Catherine se secó las manos y se volvió para mirar a Rizzoli.
– ¿No le caigo bien, verdad?
– Si me cae bien o mal no tiene importancia.
– ¿Es algo que le dije? ¿Algo que hice?
– Mire, ¿terminó aquí por esta noche?
– Es a causa de Moore, ¿no es cierto? Es por eso que está resentida conmigo.
Rizzoli apretó sus mandíbulas.
– La vida personal del detective Moore es asunto de él.
– Pero usted no la aprueba.
– Nunca me pidió mi opinión.
– Su opinión es lo bastante clara.
Rizzoli la miró con un desagrado sin disimulos.
– Yo solía admirar a Moore. Creía que era único en su género. Un policía que nunca se pasaba de la raya. Resultó que no era mejor que cualquier otro. Lo que no puedo creer es que la razón por la que lo arruinó todo sea una mujer.
Catherine se quitó el gorro quirúrgico y lo tiró en el cesto de la basura.

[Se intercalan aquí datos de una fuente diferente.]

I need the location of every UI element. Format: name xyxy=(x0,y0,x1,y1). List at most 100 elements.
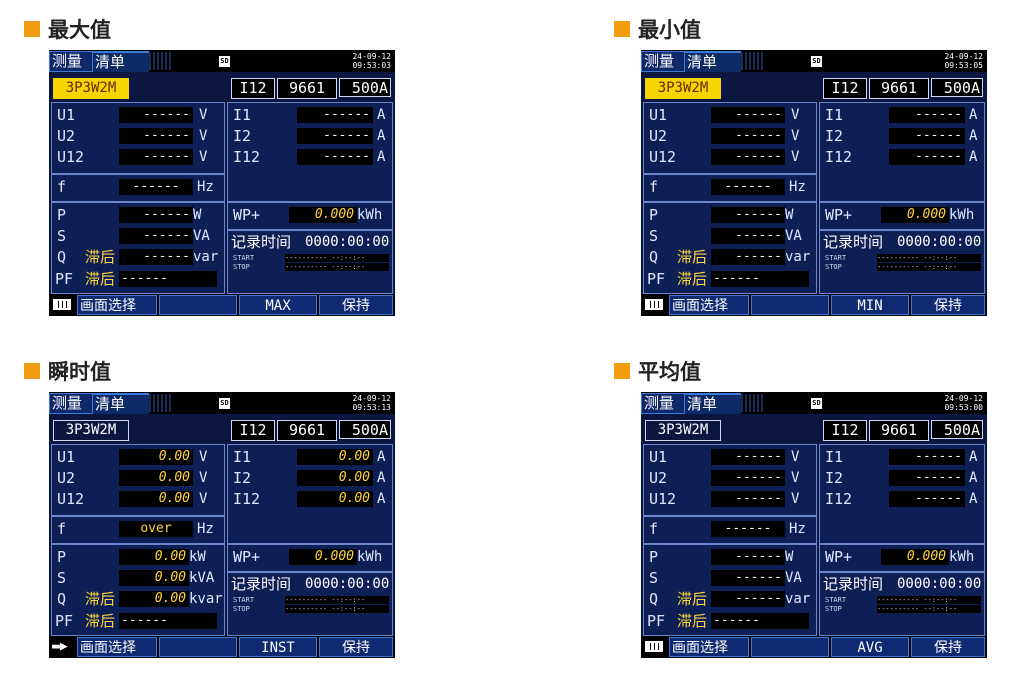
power-label: S xyxy=(649,227,659,245)
current-value: ------ xyxy=(889,470,965,486)
stop-label: STOP xyxy=(825,263,842,271)
voltage-value: ------ xyxy=(119,149,193,165)
sensor-box: 9661 xyxy=(277,78,337,99)
pf-lag: 滞后 xyxy=(85,270,116,288)
value-type-button[interactable]: MAX xyxy=(239,295,317,315)
hold-button[interactable]: 保持 xyxy=(319,295,393,315)
voltage-label: U2 xyxy=(649,127,668,145)
q-lag: 滞后 xyxy=(85,590,116,608)
power-unit: W xyxy=(193,207,202,223)
start-value: ---------- --:--:-- xyxy=(877,596,981,604)
voltage-unit: V xyxy=(791,449,800,465)
current-value: 0.00 xyxy=(297,470,373,486)
power-unit: kW xyxy=(189,549,206,565)
current-range-box: 500A xyxy=(339,420,391,439)
freq-unit: Hz xyxy=(197,179,214,195)
screen-select-button[interactable]: 画面选择 xyxy=(669,637,749,657)
screen-inst: 测量 清单 SD 24-09-12 09:53:13 3P3W2M I12 96… xyxy=(49,392,395,658)
voltage-label: U12 xyxy=(649,148,677,166)
tab-list[interactable]: 清单 xyxy=(93,393,149,414)
f2-key[interactable] xyxy=(159,637,237,657)
tab-measure[interactable]: 测量 xyxy=(49,51,93,72)
orange-square-icon xyxy=(614,21,630,37)
sensor-box: 9661 xyxy=(277,420,337,441)
q-lag: 滞后 xyxy=(677,248,708,266)
voltage-unit: V xyxy=(199,491,208,507)
hold-button[interactable]: 保持 xyxy=(911,295,985,315)
freq-value: ------ xyxy=(711,521,785,537)
current-value: ------ xyxy=(889,128,965,144)
power-unit: kvar xyxy=(189,591,223,607)
tab-list[interactable]: 清单 xyxy=(685,393,741,414)
start-label: START xyxy=(825,254,847,262)
power-value: ------ xyxy=(711,228,785,244)
voltage-unit: V xyxy=(199,470,208,486)
voltage-label: U1 xyxy=(649,106,668,124)
start-value: ---------- --:--:-- xyxy=(285,596,389,604)
voltage-value: ------ xyxy=(711,470,785,486)
hold-button[interactable]: 保持 xyxy=(911,637,985,657)
tab-measure[interactable]: 测量 xyxy=(49,393,93,414)
tab-list[interactable]: 清单 xyxy=(685,51,741,72)
sd-card-icon: SD xyxy=(219,56,230,67)
pf-value: ------ xyxy=(119,271,217,287)
orange-square-icon xyxy=(24,363,40,379)
voltage-unit: V xyxy=(791,470,800,486)
current-unit: A xyxy=(969,491,978,507)
value-type-button[interactable]: INST xyxy=(239,637,317,657)
record-time-value: 0000:00:00 xyxy=(305,576,390,592)
voltage-unit: V xyxy=(199,107,208,123)
orange-square-icon xyxy=(24,21,40,37)
channel-box: I12 xyxy=(823,78,867,99)
current-value: 0.00 xyxy=(297,449,373,465)
f2-key[interactable] xyxy=(159,295,237,315)
wiring-mode[interactable]: 3P3W2M xyxy=(645,78,721,99)
voltage-label: U12 xyxy=(57,148,85,166)
power-unit: VA xyxy=(193,228,210,244)
hold-button[interactable]: 保持 xyxy=(319,637,393,657)
start-value: ---------- --:--:-- xyxy=(285,254,389,262)
power-unit: var xyxy=(193,249,219,265)
pf-label: PF xyxy=(647,612,666,630)
stop-value: ---------- --:--:-- xyxy=(285,263,389,271)
screen-select-button[interactable]: 画面选择 xyxy=(669,295,749,315)
screen-select-button[interactable]: 画面选择 xyxy=(77,637,157,657)
tab-measure[interactable]: 测量 xyxy=(641,393,685,414)
channel-box: I12 xyxy=(231,78,275,99)
tab-measure[interactable]: 测量 xyxy=(641,51,685,72)
current-label: I2 xyxy=(825,127,844,145)
f2-key[interactable] xyxy=(751,637,829,657)
wp-unit: kWh xyxy=(949,207,975,223)
clock-time: 09:53:03 xyxy=(352,61,391,70)
voltage-label: U2 xyxy=(57,469,76,487)
freq-label: f xyxy=(649,178,659,196)
clock: 24-09-12 09:53:05 xyxy=(944,52,983,70)
freq-label: f xyxy=(649,520,659,538)
current-label: I12 xyxy=(233,490,261,508)
tab-hatch xyxy=(149,394,171,412)
channel-box: I12 xyxy=(231,420,275,441)
sd-card-icon: SD xyxy=(811,56,822,67)
power-label: P xyxy=(57,548,67,566)
power-value: ------ xyxy=(711,207,785,223)
sd-card-icon: SD xyxy=(811,398,822,409)
tab-hatch xyxy=(741,394,763,412)
current-value: ------ xyxy=(889,149,965,165)
freq-value: ------ xyxy=(119,179,193,195)
current-range-box: 500A xyxy=(931,420,983,439)
wiring-mode[interactable]: 3P3W2M xyxy=(53,78,129,99)
record-time-value: 0000:00:00 xyxy=(897,234,982,250)
voltage-label: U2 xyxy=(649,469,668,487)
value-type-button[interactable]: MIN xyxy=(831,295,909,315)
current-unit: A xyxy=(969,449,978,465)
wiring-mode[interactable]: 3P3W2M xyxy=(645,420,721,441)
current-label: I2 xyxy=(825,469,844,487)
start-label: START xyxy=(233,596,255,604)
wiring-mode[interactable]: 3P3W2M xyxy=(53,420,129,441)
pf-lag: 滞后 xyxy=(677,270,708,288)
f2-key[interactable] xyxy=(751,295,829,315)
freq-unit: Hz xyxy=(789,521,806,537)
value-type-button[interactable]: AVG xyxy=(831,637,909,657)
tab-list[interactable]: 清单 xyxy=(93,51,149,72)
screen-select-button[interactable]: 画面选择 xyxy=(77,295,157,315)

– Él sabe que fue un error -dijo, y salió por el costado del quirófano hacia el corredor.
Rizzoli la siguió.
– ¿Desde cuándo?
– Desde que dejó la ciudad sin decir palabra. Supongo que yo fui un lapsus mental temporario para él.
– ¿Es eso lo que él significaba para usted? ¿Un lapsus mental?
Catherine se detuvo en el corredor, pestañeando para disimular las lágrimas. «No lo sé. No sé qué pensar».
– Usted parece ser el centro de todo, doctora Cordell. Está bien en el centro del escenario, con la atención de todo el mundo enfocada en usted. La de Moore. La del Cirujano.